I am trying to run the wrfv3.2 model in dm mode using qlogic infiniband interconnects and a series of 1U x86-64bit servers.
I am using the latest pgi 10.3 compilers. Most servers are amd based architecture (k8-64e) and I have a few intel based servers I am trying to add into the cluster - the newest one being a dual socket 5500 series nehalem based server.

I am compiling on the new nehalem and am using flags of “-tp k8-64e,nehalem-64” for a parallel make. The model runs fine for a while but usually dies at some point into the run with a glibc -> memory corruption error. The full error message is listed below. Ive tried compiling with “-tp x64” option as well -> same thing happens. The FCOPTIM flags are:
-fastsse -Mvect=noaltcode -Msmartalloc -Mprefetch=distance:8 -Mfprelaxed

Anyone have any ideas on what may be happening here?

Thanks,
Aaron

wrf.exe:18718 terminated with signal 11 at PC=16293a8 SP=7ffff92aebd0. Backtrace:
*** glibc detected *** ./wrf.exe: malloc(): memory corruption: 0x000000001ed590f0 ***

Hi Aaron,

While I’m not positive that this is the problem, the most common cause of a WRF seg fault is due to the stack size being too small.

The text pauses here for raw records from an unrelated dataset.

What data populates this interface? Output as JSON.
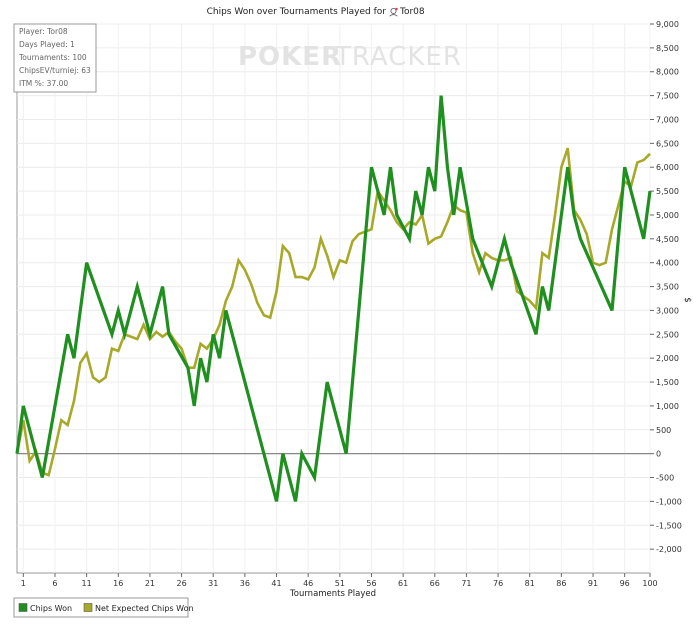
{
  "chart_data": {
    "type": "line",
    "title": "Chips Won over Tournaments Played for",
    "player_name": "Tor08",
    "xlabel": "Tournaments Played",
    "ylabel": "$",
    "xlim": [
      0,
      100
    ],
    "ylim": [
      -2500,
      9000
    ],
    "x_ticks": [
      1,
      6,
      11,
      16,
      21,
      26,
      31,
      36,
      41,
      46,
      51,
      56,
      61,
      66,
      71,
      76,
      81,
      86,
      91,
      96,
      100
    ],
    "y_ticks": [
      -2000,
      -1500,
      -1000,
      -500,
      0,
      500,
      1000,
      1500,
      2000,
      2500,
      3000,
      3500,
      4000,
      4500,
      5000,
      5500,
      6000,
      6500,
      7000,
      7500,
      8000,
      8500,
      9000
    ],
    "y_tick_labels": [
      "-2,000",
      "-1,500",
      "-1,000",
      "-500",
      "0",
      "500",
      "1,000",
      "1,500",
      "2,000",
      "2,500",
      "3,000",
      "3,500",
      "4,000",
      "4,500",
      "5,000",
      "5,500",
      "6,000",
      "6,500",
      "7,000",
      "7,500",
      "8,000",
      "8,500",
      "9,000"
    ],
    "grid": true,
    "legend_position": "bottom-left",
    "info_box": [
      "Player: Tor08",
      "Days Played: 1",
      "Tournaments: 100",
      "ChipsEV/turniej: 63",
      "ITM %: 37.00"
    ],
    "watermark": {
      "bold": "POKER",
      "light": "TRACKER"
    },
    "series": [
      {
        "name": "Chips Won",
        "color": "#1f8f1f",
        "x": [
          0,
          1,
          4,
          8,
          9,
          11,
          15,
          16,
          17,
          19,
          20,
          21,
          23,
          24,
          27,
          28,
          29,
          30,
          31,
          32,
          33,
          41,
          42,
          44,
          45,
          47,
          49,
          52,
          56,
          58,
          59,
          60,
          62,
          63,
          64,
          65,
          66,
          67,
          68,
          69,
          70,
          72,
          75,
          77,
          78,
          82,
          83,
          84,
          87,
          88,
          89,
          94,
          96,
          99,
          100
        ],
        "y": [
          0,
          1000,
          -500,
          2500,
          2000,
          4000,
          2500,
          3000,
          2500,
          3500,
          3000,
          2500,
          3500,
          2500,
          1800,
          1000,
          2000,
          1500,
          2500,
          2000,
          3000,
          -1000,
          0,
          -1000,
          0,
          -500,
          1500,
          0,
          6000,
          5000,
          6000,
          5000,
          4500,
          5500,
          5000,
          6000,
          5500,
          7500,
          6000,
          5000,
          6000,
          4500,
          3500,
          4500,
          4000,
          2500,
          3500,
          3000,
          6000,
          5000,
          4500,
          3000,
          6000,
          4500,
          5500
        ]
      },
      {
        "name": "Net Expected Chips Won",
        "color": "#a8a829",
        "x": [
          0,
          1,
          2,
          3,
          4,
          5,
          6,
          7,
          8,
          9,
          10,
          11,
          12,
          13,
          14,
          15,
          16,
          17,
          18,
          19,
          20,
          21,
          22,
          23,
          24,
          25,
          26,
          27,
          28,
          29,
          30,
          31,
          32,
          33,
          34,
          35,
          36,
          37,
          38,
          39,
          40,
          41,
          42,
          43,
          44,
          45,
          46,
          47,
          48,
          49,
          50,
          51,
          52,
          53,
          54,
          55,
          56,
          57,
          58,
          59,
          60,
          61,
          62,
          63,
          64,
          65,
          66,
          67,
          68,
          69,
          70,
          71,
          72,
          73,
          74,
          75,
          76,
          77,
          78,
          79,
          80,
          81,
          82,
          83,
          84,
          85,
          86,
          87,
          88,
          89,
          90,
          91,
          92,
          93,
          94,
          95,
          96,
          97,
          98,
          99,
          100
        ],
        "y": [
          0,
          700,
          -150,
          50,
          -400,
          -450,
          100,
          700,
          600,
          1100,
          1900,
          2100,
          1600,
          1500,
          1600,
          2200,
          2150,
          2500,
          2450,
          2400,
          2700,
          2400,
          2550,
          2450,
          2550,
          2350,
          2200,
          1800,
          1800,
          2300,
          2200,
          2400,
          2700,
          3200,
          3500,
          4050,
          3850,
          3550,
          3150,
          2900,
          2850,
          3400,
          4350,
          4200,
          3700,
          3700,
          3650,
          3900,
          4500,
          4150,
          3700,
          4050,
          4000,
          4450,
          4600,
          4650,
          4700,
          5500,
          5300,
          5100,
          4850,
          4700,
          4850,
          4800,
          5000,
          4400,
          4500,
          4550,
          4850,
          5200,
          5100,
          5050,
          4200,
          3800,
          4200,
          4100,
          4050,
          4050,
          4100,
          3400,
          3300,
          3200,
          3050,
          4200,
          4100,
          5000,
          6000,
          6400,
          5100,
          4900,
          4600,
          4000,
          3950,
          4000,
          4700,
          5200,
          5700,
          5600,
          6100,
          6150,
          6280
        ]
      }
    ]
  }
}
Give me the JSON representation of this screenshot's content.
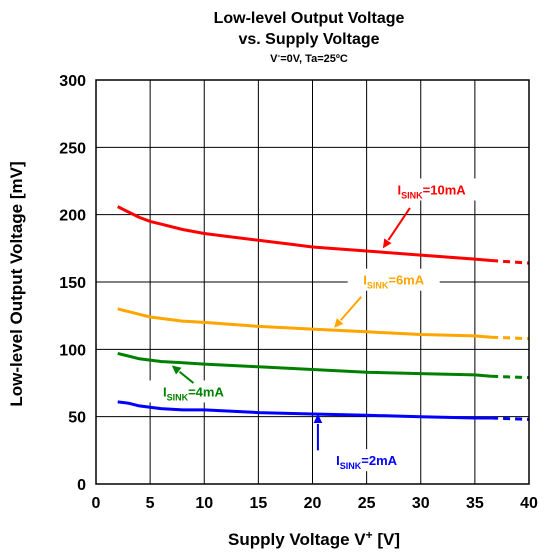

Try setting your stack size to a large value or unlimited in your shell’s configuration file (.bashrc, or .cshrc).

Hope this helps,
Mat

I had already tried that one, I have it set in my environment and script that I am running to unlimit the stack size. Another tidbit: all the model executable tasks do not necessarily terminate on every machine, and ill often have to manually kill a few processes - even though the model has effectively stopped executing. This error is different than just a normal “seg fault”

Hi Aaron,

I’m not sure then. The next thing I’d do would would be to try a smaller workload and less MPI processes. I’d even go down to a single node running only a few processes. If it works, then your most likely hitting some resource limit (even with ‘unlimited’ set, the stack size is has system dependent hard limit) or there is problem with a particular node. If you’re using the hybrid MPI/OpenMP version of WRF, you can also try increasing your OMP_STACKSIZE.

My next step would then be to run the application in a debugger. The PGI debugger, PGDBG, would work but you need a CDK license for cluster debugging. A Workstation license still allows you to debug MPI, but only on a single node.

  • Mat